The Consequences of Our Disobedience

Though God has called us to faith in His Son, and our lives will be fundamentally characterized by obedience and submission to His word, we as God’s people sometimes sin by disobeying Him. As we saw in the previous chapter, Paul revealed his own struggle with sin in Romans 7, and he did so in order that we might understand the struggle against sin that every believer will experience.


When we yield to temptation and disobey God, we will bring His discipline or chastening upon ourselves, as we are admonished in Hebrews 12:4-13. Within this passage, we find this particularly strong admonition: “Therefore, strengthen the hands that are weak and the knees that are feeble, and make straight paths for your feet, so that the limb which is lame may not be put out of joint, but rather be healed.” (Hebrews 12:12-13).


The implication here is that our failure to restore ourselves to

obedience could result in that which is “lame” becoming disabled.
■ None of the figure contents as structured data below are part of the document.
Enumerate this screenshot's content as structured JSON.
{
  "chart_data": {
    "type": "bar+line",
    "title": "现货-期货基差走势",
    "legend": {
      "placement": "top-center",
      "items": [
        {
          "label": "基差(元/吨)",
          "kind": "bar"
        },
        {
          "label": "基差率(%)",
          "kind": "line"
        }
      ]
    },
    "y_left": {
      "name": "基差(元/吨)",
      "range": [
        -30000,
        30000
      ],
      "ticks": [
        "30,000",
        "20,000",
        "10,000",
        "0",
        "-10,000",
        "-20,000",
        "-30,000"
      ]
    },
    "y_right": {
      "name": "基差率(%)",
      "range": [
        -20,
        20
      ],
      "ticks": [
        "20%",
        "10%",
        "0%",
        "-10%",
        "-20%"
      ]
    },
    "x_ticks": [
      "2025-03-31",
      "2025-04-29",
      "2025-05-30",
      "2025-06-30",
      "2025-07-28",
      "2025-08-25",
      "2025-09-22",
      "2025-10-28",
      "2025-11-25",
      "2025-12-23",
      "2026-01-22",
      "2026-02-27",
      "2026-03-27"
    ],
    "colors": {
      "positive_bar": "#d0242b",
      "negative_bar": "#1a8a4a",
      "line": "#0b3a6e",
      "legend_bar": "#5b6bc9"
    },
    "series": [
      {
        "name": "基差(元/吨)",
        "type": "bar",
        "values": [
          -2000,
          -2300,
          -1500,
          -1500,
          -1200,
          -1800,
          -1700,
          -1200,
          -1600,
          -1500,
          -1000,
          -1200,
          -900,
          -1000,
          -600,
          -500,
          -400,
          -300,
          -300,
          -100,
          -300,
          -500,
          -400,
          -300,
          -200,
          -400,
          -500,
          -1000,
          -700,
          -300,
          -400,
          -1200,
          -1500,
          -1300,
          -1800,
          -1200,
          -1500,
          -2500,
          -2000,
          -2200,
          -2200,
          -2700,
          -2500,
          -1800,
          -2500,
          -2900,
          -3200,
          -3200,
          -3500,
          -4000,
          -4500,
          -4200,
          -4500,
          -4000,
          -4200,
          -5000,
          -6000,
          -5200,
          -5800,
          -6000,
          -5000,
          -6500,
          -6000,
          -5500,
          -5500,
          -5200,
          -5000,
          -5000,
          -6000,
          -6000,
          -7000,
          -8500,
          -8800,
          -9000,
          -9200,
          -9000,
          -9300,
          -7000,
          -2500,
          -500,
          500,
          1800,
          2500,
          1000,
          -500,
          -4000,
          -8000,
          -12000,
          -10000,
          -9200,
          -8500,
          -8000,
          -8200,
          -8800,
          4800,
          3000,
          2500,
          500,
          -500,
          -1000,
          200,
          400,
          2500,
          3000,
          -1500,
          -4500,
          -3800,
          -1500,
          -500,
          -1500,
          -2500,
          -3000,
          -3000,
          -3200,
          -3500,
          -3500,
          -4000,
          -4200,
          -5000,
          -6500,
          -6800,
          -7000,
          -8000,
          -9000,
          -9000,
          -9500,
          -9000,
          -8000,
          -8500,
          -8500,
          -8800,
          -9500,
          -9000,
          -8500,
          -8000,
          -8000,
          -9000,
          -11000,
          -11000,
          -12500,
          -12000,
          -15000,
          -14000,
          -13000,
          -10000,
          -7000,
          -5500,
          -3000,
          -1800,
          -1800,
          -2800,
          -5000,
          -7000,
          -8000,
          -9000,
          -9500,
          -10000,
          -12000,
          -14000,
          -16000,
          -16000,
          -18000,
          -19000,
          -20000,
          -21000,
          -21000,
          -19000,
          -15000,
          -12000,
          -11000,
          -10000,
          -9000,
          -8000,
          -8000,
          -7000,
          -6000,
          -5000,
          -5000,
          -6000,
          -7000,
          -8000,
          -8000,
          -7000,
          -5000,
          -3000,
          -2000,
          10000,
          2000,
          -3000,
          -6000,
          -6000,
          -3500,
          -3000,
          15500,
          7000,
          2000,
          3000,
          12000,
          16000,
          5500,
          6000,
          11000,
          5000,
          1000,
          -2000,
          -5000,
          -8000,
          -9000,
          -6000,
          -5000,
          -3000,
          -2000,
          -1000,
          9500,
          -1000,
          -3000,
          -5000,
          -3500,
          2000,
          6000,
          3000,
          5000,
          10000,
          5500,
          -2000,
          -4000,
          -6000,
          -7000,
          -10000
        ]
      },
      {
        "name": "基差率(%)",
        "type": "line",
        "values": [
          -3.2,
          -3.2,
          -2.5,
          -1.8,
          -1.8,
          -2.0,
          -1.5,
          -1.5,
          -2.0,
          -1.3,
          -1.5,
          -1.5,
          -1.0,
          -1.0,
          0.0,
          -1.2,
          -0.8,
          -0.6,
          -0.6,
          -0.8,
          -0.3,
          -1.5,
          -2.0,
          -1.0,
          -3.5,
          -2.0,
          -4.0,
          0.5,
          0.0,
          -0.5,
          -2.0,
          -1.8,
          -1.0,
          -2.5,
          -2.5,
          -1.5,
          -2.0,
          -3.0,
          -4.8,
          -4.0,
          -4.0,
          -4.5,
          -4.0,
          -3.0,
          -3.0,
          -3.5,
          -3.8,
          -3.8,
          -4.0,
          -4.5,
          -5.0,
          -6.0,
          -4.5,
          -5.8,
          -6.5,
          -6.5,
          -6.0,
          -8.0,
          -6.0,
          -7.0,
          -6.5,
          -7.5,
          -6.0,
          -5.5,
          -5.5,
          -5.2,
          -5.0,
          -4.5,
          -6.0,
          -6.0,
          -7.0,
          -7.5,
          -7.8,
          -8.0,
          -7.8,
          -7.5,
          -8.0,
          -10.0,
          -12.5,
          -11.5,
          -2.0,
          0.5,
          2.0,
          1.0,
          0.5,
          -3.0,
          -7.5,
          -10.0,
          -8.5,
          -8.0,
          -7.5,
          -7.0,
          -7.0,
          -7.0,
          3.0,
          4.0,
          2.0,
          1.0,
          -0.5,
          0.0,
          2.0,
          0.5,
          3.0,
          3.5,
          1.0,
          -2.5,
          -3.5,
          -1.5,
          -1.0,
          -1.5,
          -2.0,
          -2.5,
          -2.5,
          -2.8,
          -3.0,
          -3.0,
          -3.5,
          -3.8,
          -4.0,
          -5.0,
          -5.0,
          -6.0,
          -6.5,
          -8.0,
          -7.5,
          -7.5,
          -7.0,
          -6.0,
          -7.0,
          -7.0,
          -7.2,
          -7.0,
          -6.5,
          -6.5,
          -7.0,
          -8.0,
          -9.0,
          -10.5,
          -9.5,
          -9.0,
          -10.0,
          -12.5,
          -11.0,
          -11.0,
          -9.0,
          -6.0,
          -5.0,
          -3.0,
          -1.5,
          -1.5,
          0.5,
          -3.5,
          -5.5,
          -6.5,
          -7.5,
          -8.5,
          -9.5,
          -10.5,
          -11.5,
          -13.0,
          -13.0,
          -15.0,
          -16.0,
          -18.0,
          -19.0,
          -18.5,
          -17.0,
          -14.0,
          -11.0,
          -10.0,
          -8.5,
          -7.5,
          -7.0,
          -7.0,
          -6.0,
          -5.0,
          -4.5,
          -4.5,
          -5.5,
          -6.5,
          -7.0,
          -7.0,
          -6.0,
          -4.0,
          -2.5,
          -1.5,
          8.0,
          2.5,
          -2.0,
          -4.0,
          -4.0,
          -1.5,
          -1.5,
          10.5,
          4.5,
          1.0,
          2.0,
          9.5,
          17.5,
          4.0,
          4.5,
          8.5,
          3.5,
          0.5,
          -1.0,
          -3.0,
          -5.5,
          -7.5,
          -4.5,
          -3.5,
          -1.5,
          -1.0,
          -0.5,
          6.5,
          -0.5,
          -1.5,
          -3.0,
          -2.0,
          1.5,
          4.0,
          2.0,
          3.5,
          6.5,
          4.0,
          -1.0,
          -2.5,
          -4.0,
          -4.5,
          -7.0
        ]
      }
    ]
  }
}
In other words, as a result of our disobedience, the point could come where the opportunity for service in a particular capacity, and the eternal reward from that service, could be lost to us in some measure.


The strong admonition to restore ourselves to obedience that we see in Hebrews 12:12-13 is also demonstrated in another passage of Scripture. In Jeremiah 18 we read that the word of the Lord came to the prophet telling him to go down to the potter’s house, where He would give him His message.


When Jeremiah got there, he saw the potter working at the wheel. As he was watching the potter form a vessel, the prophet observed: “But the vessel that he was making of clay was spoiled in the hand of the potter; so he remade it into another vessel, as it pleased the potter to make.” (Jeremiah 18:4). The Lord then told Jeremiah that His people Israel were like clay in His hands, and that He could do with them as the potter had done, and form a spoiled vessel into another vessel for a different purpose, as He sees fit.


Therefore as believers, let us be diligent to see that our lives as God’s chosen vessels are not “spoiled” or marred by sin. If this does occur, even though our salvation itself is eternally secure and assured, we may be formed by the Potter into another vessel for some other place of service, as a consequence of our own sin. As a result, we may suffer the loss of blessings and rewards that we might have otherwise realized, had we not been disobedient.


When John wrote in Revelation 7:17 that God will wipe away every tear from our eyes, one can imagine that some of those tears could be for lost blessings which came about through our own disobedience to God and His word. The matter of obedience to God should be taken very seriously by all of us as believers. Although our salvation is eternally secure and certain, we may lose both temporal and eternal rewards as a result of our disobedience.